The latest revelation concerns Miami Republican Rep. Julio Robaina, and involves a four-year-old previously unreported incident that political opponents are pushing now. Robaina had used his House computer and lawmaker account to forward a chain email titled "Hypnotize a man" that contained a link to an interactive webclip of a callipygian woman (i.e. one who had shapely buttocks). The email advised: "Click on the picture, and drag it a little up and then drop it and watch..."
One of the recipients was Rep. David Rivera's aide, Maria Armenteros. She forwarded it to her home email account. Uh oh.
Her husband, Omar Armenteros, saw it and grew furious. Unknown to the media at the time, Mr. Armenteros went on a two-year letter-writing crusade to Gov. Jeb Bush and, then, Gov. Charlie Crist.
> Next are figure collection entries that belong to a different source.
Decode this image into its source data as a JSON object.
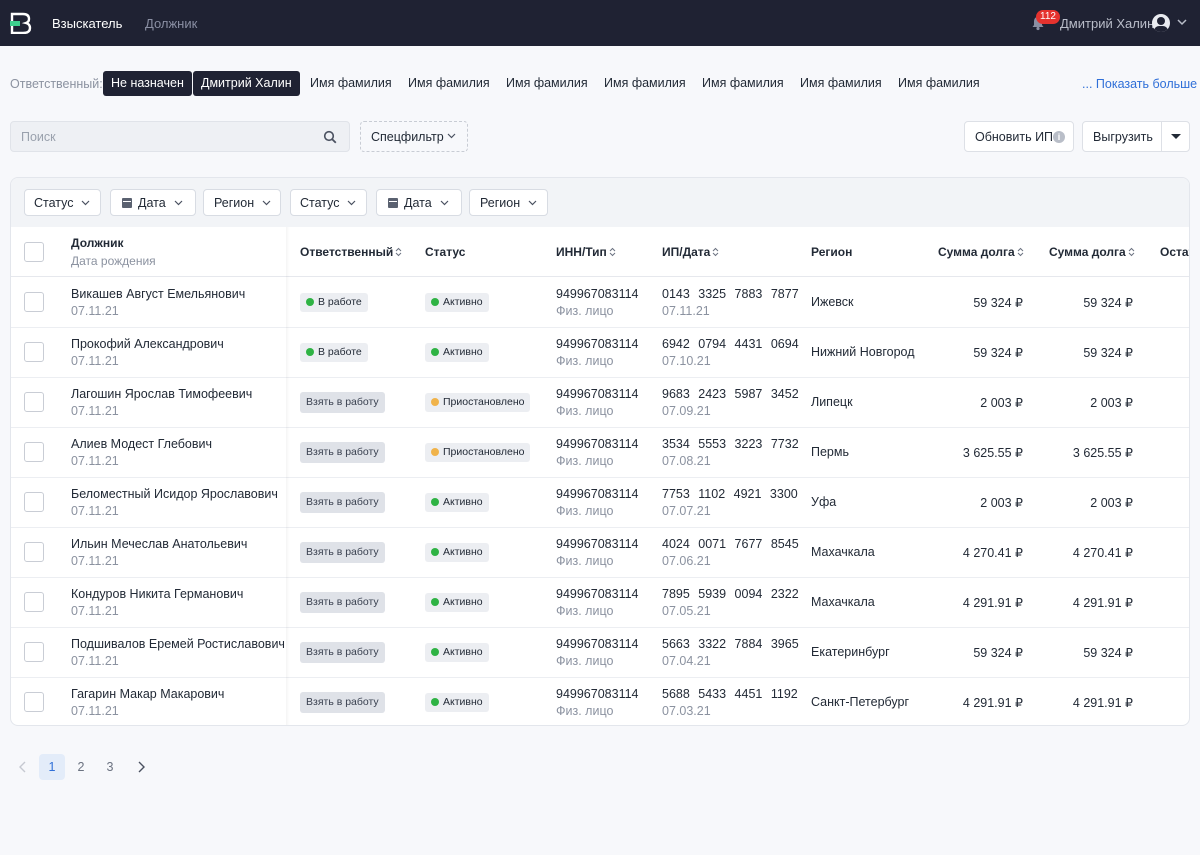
{
  "topbar": {
    "tab_active": "Взыскатель",
    "tab_inactive": "Должник",
    "notifications_count": "112",
    "user_name": "Дмитрий Халин"
  },
  "responsible": {
    "label": "Ответственный:",
    "chips": [
      "Не назначен",
      "Дмитрий Халин",
      "Имя фамилия",
      "Имя фамилия",
      "Имя фамилия",
      "Имя фамилия",
      "Имя фамилия",
      "Имя фамилия",
      "Имя фамилия"
    ],
    "show_more": "... Показать больше"
  },
  "search": {
    "placeholder": "Поиск"
  },
  "specfilter_label": "Спецфильтр",
  "update_button": "Обновить ИП",
  "export_button": "Выгрузить",
  "filters": [
    "Статус",
    "Дата",
    "Регион",
    "Статус",
    "Дата",
    "Регион"
  ],
  "columns": {
    "debtor": "Должник",
    "dob": "Дата рождения",
    "responsible": "Ответственный",
    "status": "Статус",
    "inn": "ИНН/Тип",
    "ip": "ИП/Дата",
    "region": "Регион",
    "sum1": "Сумма долга",
    "sum2": "Сумма долга",
    "remainder": "Остат"
  },
  "rows": [
    {
      "name": "Викашев Август Емельянович",
      "dob": "07.11.21",
      "responsible": "В работе",
      "status": "Активно",
      "inn": "949967083114",
      "type": "Физ. лицо",
      "ip": "0143 3325 7883 7877",
      "ip_date": "07.11.21",
      "region": "Ижевск",
      "sum1": "59 324 ₽",
      "sum2": "59 324 ₽"
    },
    {
      "name": "Прокофий Александрович",
      "dob": "07.11.21",
      "responsible": "В работе",
      "status": "Активно",
      "inn": "949967083114",
      "type": "Физ. лицо",
      "ip": "6942 0794 4431 0694",
      "ip_date": "07.10.21",
      "region": "Нижний Новгород",
      "sum1": "59 324 ₽",
      "sum2": "59 324 ₽"
    },
    {
      "name": "Лагошин Ярослав Тимофеевич",
      "dob": "07.11.21",
      "responsible": "Взять в работу",
      "status": "Приостановлено",
      "inn": "949967083114",
      "type": "Физ. лицо",
      "ip": "9683 2423 5987 3452",
      "ip_date": "07.09.21",
      "region": "Липецк",
      "sum1": "2 003 ₽",
      "sum2": "2 003 ₽"
    },
    {
      "name": "Алиев Модест Глебович",
      "dob": "07.11.21",
      "responsible": "Взять в работу",
      "status": "Приостановлено",
      "inn": "949967083114",
      "type": "Физ. лицо",
      "ip": "3534 5553 3223 7732",
      "ip_date": "07.08.21",
      "region": "Пермь",
      "sum1": "3 625.55 ₽",
      "sum2": "3 625.55 ₽"
    },
    {
      "name": "Беломестный Исидор Ярославович",
      "dob": "07.11.21",
      "responsible": "Взять в работу",
      "status": "Активно",
      "inn": "949967083114",
      "type": "Физ. лицо",
      "ip": "7753 1102 4921 3300",
      "ip_date": "07.07.21",
      "region": "Уфа",
      "sum1": "2 003 ₽",
      "sum2": "2 003 ₽"
    },
    {
      "name": "Ильин Мечеслав Анатольевич",
      "dob": "07.11.21",
      "responsible": "Взять в работу",
      "status": "Активно",
      "inn": "949967083114",
      "type": "Физ. лицо",
      "ip": "4024 0071 7677 8545",
      "ip_date": "07.06.21",
      "region": "Махачкала",
      "sum1": "4 270.41 ₽",
      "sum2": "4 270.41 ₽"
    },
    {
      "name": "Кондуров Никита Германович",
      "dob": "07.11.21",
      "responsible": "Взять в работу",
      "status": "Активно",
      "inn": "949967083114",
      "type": "Физ. лицо",
      "ip": "7895 5939 0094 2322",
      "ip_date": "07.05.21",
      "region": "Махачкала",
      "sum1": "4 291.91 ₽",
      "sum2": "4 291.91 ₽"
    },
    {
      "name": "Подшивалов Еремей Ростиславович",
      "dob": "07.11.21",
      "responsible": "Взять в работу",
      "status": "Активно",
      "inn": "949967083114",
      "type": "Физ. лицо",
      "ip": "5663 3322 7884 3965",
      "ip_date": "07.04.21",
      "region": "Екатеринбург",
      "sum1": "59 324 ₽",
      "sum2": "59 324 ₽"
    },
    {
      "name": "Гагарин Макар Макарович",
      "dob": "07.11.21",
      "responsible": "Взять в работу",
      "status": "Активно",
      "inn": "949967083114",
      "type": "Физ. лицо",
      "ip": "5688 5433 4451 1192",
      "ip_date": "07.03.21",
      "region": "Санкт-Петербург",
      "sum1": "4 291.91 ₽",
      "sum2": "4 291.91 ₽"
    }
  ],
  "pagination": {
    "pages": [
      "1",
      "2",
      "3"
    ],
    "current": "1"
  },
  "colors": {
    "topbar": "#1f2233",
    "active_dot": "#2fb344",
    "paused_dot": "#f0b34a",
    "badge_red": "#e5322e",
    "link": "#2f6fd8"
  }
}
Robaina was reprimanded, according to a 2006 letter from then House Speaker Alan Bense, who said last week that he didn't remember the incident. "I was dealing with Ralph Arza at the time," he said.
But Mr. Armenteros, who declined to comment to the Herald/Times, felt Robaina wasn't sufficiently punished. He compared the incident to the Rep. Mark Foley page scandal. Rivera accused Robaina of forwarding "pornography" that was inappropriate for a lawmaker.
Robaina, a rival of Rivera's, said that's an exaggeration. But he said he regretted what happened.
"This was nothing more than the case of legislators offices forwarding what they called comical inter-office humor. Mrs. Armenteros, Rep. Rivera’s aide, was also forwarding these comical emails. Her husband was offended by one of the jokes during a time, and this was according to Mrs. Armenteros, they were having some marital problems. He complained to Mrs. Armenteros. I personally contacted him and apologized on behalf of my office. And shortly after, the House put out an email basically stating do not forward any interoffice emails to anybody that might be offensive. End of story."
Perhaps not. The 2010 election season is already here. But how opponents use the info against him might be tricky. Joked one veteran Miami-Dade political consultant: "In Little Havana, that'll probably get Robaina some votes."